While Patagonia was not known for clear skies during the winter, about 20 eclipse chasers and me (the only certifiable “eclipse virgin”) came from all across the US and Mexico hoping against the odds to see a sunset corona. Totality was to take place when the sun was a mere 1 degree above the horizon immediately before sunset.
The promised clouds and snow never materialized, as Sunday dawned perfectly clear, and surprisingly warm, with a temp peaking about 45F degrees.
Four of our party brought pretty hefty DSLRs, everyone else would use their small pocket cameras and me with my iPhone. One woman from San Diego had just purchased a Nikon DSLR but still didn’t feel comfortable using it so told me I could us it instead while she’d take the iPhone.

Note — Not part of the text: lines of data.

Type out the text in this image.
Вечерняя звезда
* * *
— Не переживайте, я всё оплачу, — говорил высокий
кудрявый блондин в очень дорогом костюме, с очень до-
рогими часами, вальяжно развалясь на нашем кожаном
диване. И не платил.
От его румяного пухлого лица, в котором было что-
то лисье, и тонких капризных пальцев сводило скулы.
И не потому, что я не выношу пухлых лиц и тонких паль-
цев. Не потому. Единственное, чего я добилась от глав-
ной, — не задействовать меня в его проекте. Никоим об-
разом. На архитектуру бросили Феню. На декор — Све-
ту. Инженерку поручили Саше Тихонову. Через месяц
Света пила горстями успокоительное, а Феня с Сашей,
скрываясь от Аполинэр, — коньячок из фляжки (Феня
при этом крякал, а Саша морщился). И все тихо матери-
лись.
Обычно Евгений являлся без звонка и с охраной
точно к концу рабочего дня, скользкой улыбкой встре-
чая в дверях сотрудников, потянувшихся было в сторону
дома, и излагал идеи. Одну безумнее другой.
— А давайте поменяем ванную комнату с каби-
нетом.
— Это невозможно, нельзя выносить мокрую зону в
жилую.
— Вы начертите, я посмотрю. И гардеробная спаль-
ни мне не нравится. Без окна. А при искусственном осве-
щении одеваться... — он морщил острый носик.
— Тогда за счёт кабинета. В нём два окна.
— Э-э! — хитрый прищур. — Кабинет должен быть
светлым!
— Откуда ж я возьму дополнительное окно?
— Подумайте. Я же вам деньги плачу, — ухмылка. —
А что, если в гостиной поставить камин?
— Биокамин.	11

Our viewing site was about 20 miles south of town up on a rocky hillside, about 1000 to 1200 feet elevation. Snow covered about half the landscape, the rest made up of some large rocks or very prickly bushes. The iPhone did quite well in the cold, my hands not so well. Since the touch screen required raw flesh to work right it was necessary to keep my right hand ungloved. As the temperature dropped that became much more of a nuisance. Several times the camera’s screen stopped responding, so I had to restart the camera app and one time, restart the camera itself. I don’t know if this was due to the cold or the heavy use. I would suggest getting gloves with the fingertips removed for cold shooting conditions.

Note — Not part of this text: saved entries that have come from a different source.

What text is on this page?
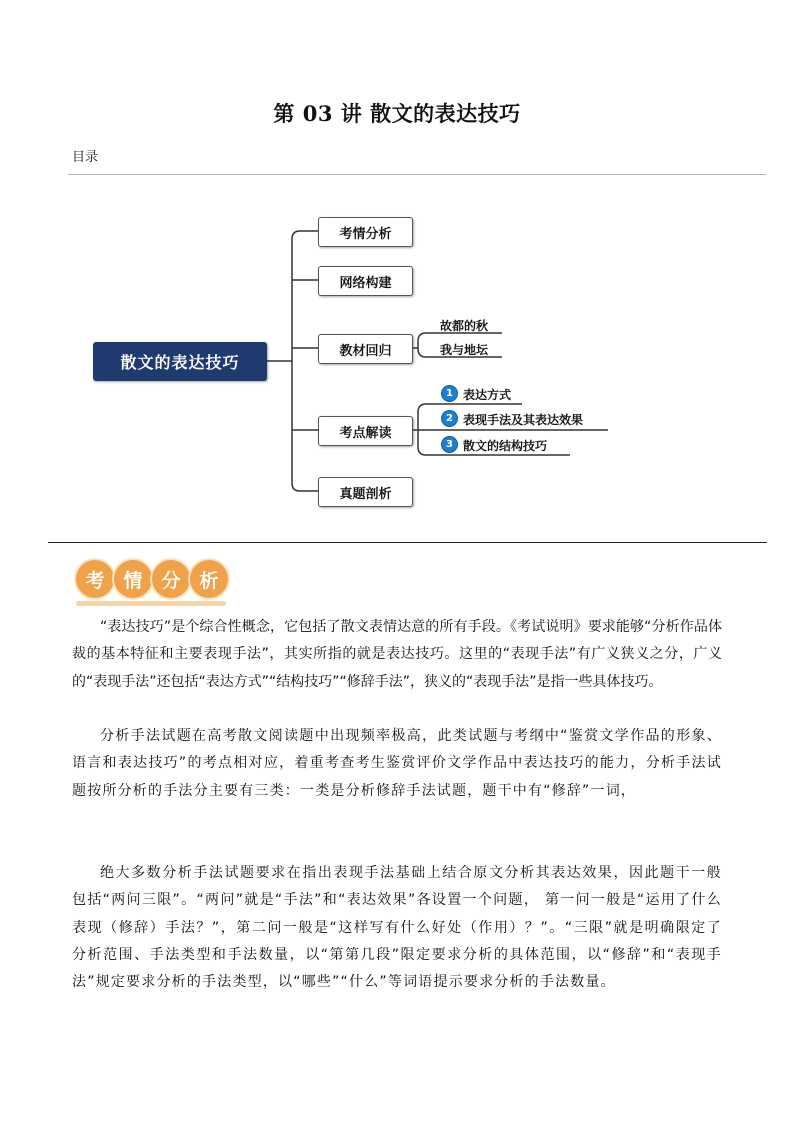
第 03 讲 散文的表达技巧
目录
散文的表达技巧
考情分析
网络构建
教材回归
考点解读
真题剖析
故都的秋
我与地坛
1 表达方式
2 表现手法及其表达效果
3 散文的结构技巧
考 情 分 析

“表达技巧”是个综合性概念，它包括了散文表情达意的所有手段。《考试说明》要求能够“分析作品体裁的基本特征和主要表现手法”，其实所指的就是表达技巧。这里的“表现手法”有广义狭义之分，广义的“表现手法”还包括“表达方式”“结构技巧”“修辞手法”，狭义的“表现手法”是指一些具体技巧。

分析手法试题在高考散文阅读题中出现频率极高，此类试题与考纲中“鉴赏文学作品的形象、语言和表达技巧”的考点相对应，着重考查考生鉴赏评价文学作品中表达技巧的能力，分析手法试题按所分析的手法分主要有三类：一类是分析修辞手法试题，题干中有“修辞”一词，

绝大多数分析手法试题要求在指出表现手法基础上结合原文分析其表达效果，因此题干一般包括“两问三限”。“两问”就是“手法”和“表达效果”各设置一个问题， 第一问一般是“运用了什么表现（修辞）手法？”，第二问一般是“这样写有什么好处（作用）？”。“三限”就是明确限定了分析范围、手法类型和手法数量，以“第第几段”限定要求分析的具体范围，以“修辞”和“表现手法”规定要求分析的手法类型，以“哪些”“什么”等词语提示要求分析的手法数量。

When handing it over to Lucille while I took her Nikon, I instructed her to only take pictures over places that didn’t include rocks in case she dropped it. Not long after that I heard two words that no iPhone owner wants to hear: “Hey, whose phone is that in the snow?”. I was using my old 3GS case, which is too big for the ‘4, so it slipped out easily from time to time as it did here (and at a Tango show, where it popped into a wine glass, breaking the glass). Fortunately it only got a little wet, which seemed not to hurt it at all.
First contact (when the moon first starts eating away at the sun) came at about 4:45 PM. Totality would be in an hour. I went around testing the Nikon, setting it into burst mode and Lucille went around having a blast with the iPhone, when she wasn’t dropping it at least. Her job was to shoot video of the entire totality, about 3 minutes worth.

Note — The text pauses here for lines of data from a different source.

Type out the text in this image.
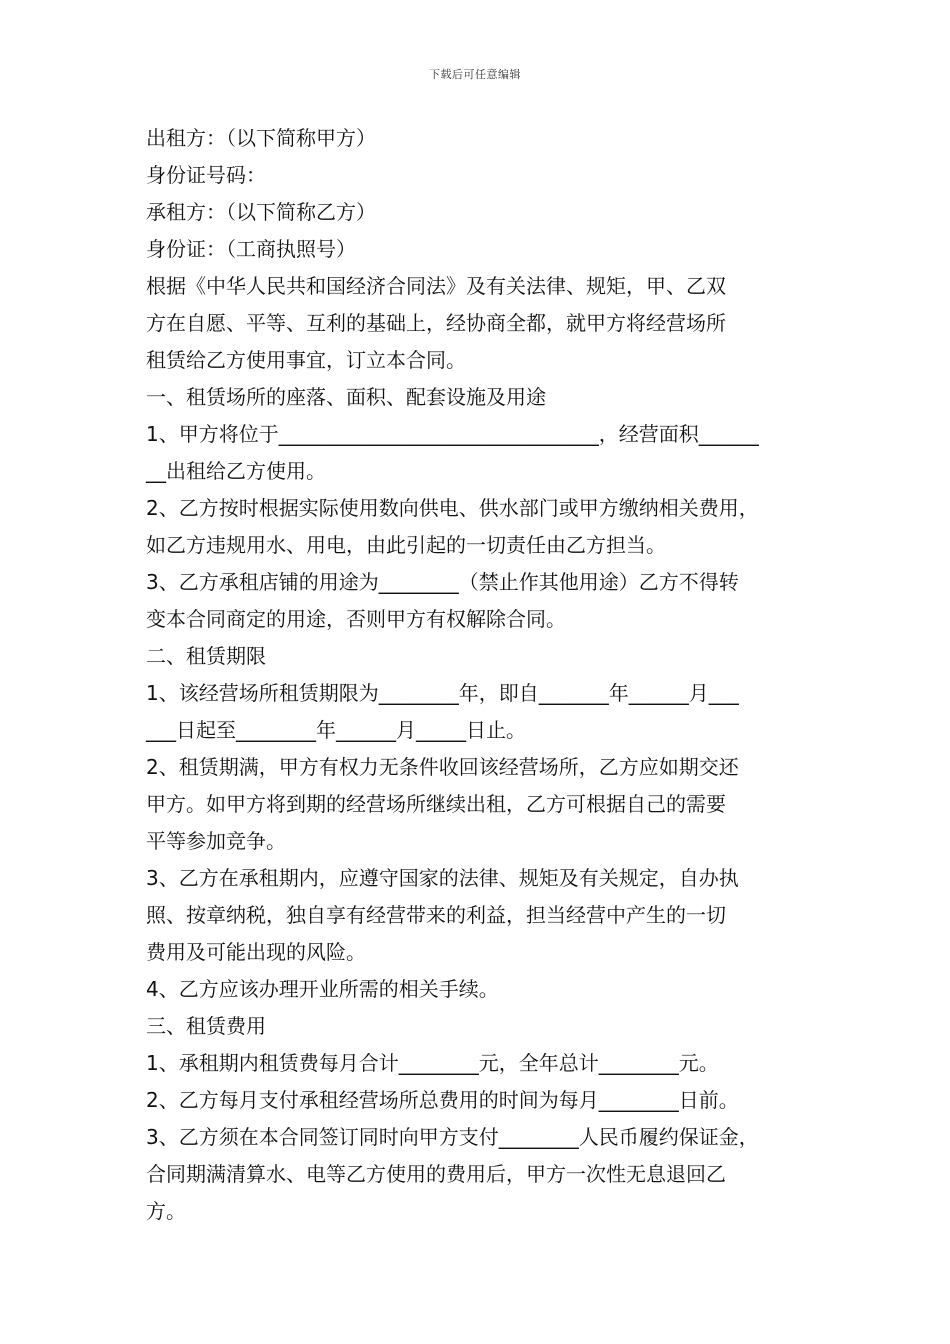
下载后可任意编辑
出租方：（以下简称甲方）
身份证号码：
承租方：（以下简称乙方）
身份证：（工商执照号）
根据《中华人民共和国经济合同法》及有关法律、规矩，甲、乙双
方在自愿、平等、互利的基础上，经协商全都，就甲方将经营场所
租赁给乙方使用事宜，订立本合同。
一、租赁场所的座落、面积、配套设施及用途
1、甲方将位于________________________________，经营面积______
__出租给乙方使用。
2、乙方按时根据实际使用数向供电、供水部门或甲方缴纳相关费用，
如乙方违规用水、用电，由此引起的一切责任由乙方担当。
3、乙方承租店铺的用途为________（禁止作其他用途）乙方不得转
变本合同商定的用途，否则甲方有权解除合同。
二、租赁期限
1、该经营场所租赁期限为________年，即自_______年______月___
___日起至________年______月_____日止。
2、租赁期满，甲方有权力无条件收回该经营场所，乙方应如期交还
甲方。如甲方将到期的经营场所继续出租，乙方可根据自己的需要
平等参加竞争。
3、乙方在承租期内，应遵守国家的法律、规矩及有关规定，自办执
照、按章纳税，独自享有经营带来的利益，担当经营中产生的一切
费用及可能出现的风险。
4、乙方应该办理开业所需的相关手续。
三、租赁费用
1、承租期内租赁费每月合计________元，全年总计________元。
2、乙方每月支付承租经营场所总费用的时间为每月________日前。
3、乙方须在本合同签订同时向甲方支付________人民币履约保证金，
合同期满清算水、电等乙方使用的费用后，甲方一次性无息退回乙
方。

As the sun/moon closed in on the horizon, there was some discussion about the mountains in the distance and how high above the horizon they might be. Considering we had a scant1 degree to play with, there really was no margin for error. If we were higher then the mountains, then there would be no problem. If lower, sobbing would surely ensue.
Finally the last couple of minutes worth of the crescent rapidly vanished, and the sky darkened. We could sense the shadow of the moon begin to sweep down upon us at several hundred miles-per-hour, as we were the first part of the earth to intercept it. I started the Nikon, Lucille stared the video.
Then and only then we discovered the mountain’s height: 1.5 degrees. Normally cheering breaks out at totality, but in this case it was more of a collective “wtf?”.
Oops.
I had made in intricate schedule of shooting for the first minute, but that went out the door when someone shouted “there’s Venus!”. That and Mercury popped out very clearly as did Sirius, the brightest star in the sky. There was a small cloud hovering over the mountain’s peak, reflecting the eerie light apparently from the corona. But it was only the lunar shadow told us that something oddly beautiful, and surreal must have been in progress. We could only laugh or maybe cry. The weatherman forgot to warn about the partly-scattered-mountain-ranges I guess.
Two minutes 48 seconds later, the distant clouds burst forth again in golden hues, reflecting the no longer visible sun. The sky brightened up, all but Venus faded back into the twilight blue.
Behind us? The tops of the hills we had been in this morning were glowing a ruddy red as if to mock us. Another eclipse group was up there so and had seen the full event.
Oh well.
The video came out surprisingly well,capturing the odd coloring of the sky, Venus and Sirius and the disappointed hush over the camp. It was fairly noisy as one would expect in low light conditions on an inexpensive sensor, but otherwise a nice souvenir of the event. The veterans where pretty impressed as well.
Even though I still hadn’t seen an eclipse, at least I had a fabulous dry run for the Australia 2012.
The following day we visited the Glacier National Park, and fortunately, I didn’t drop the iPhone into the lake unlike an unfortunate fellow eclipse chaser.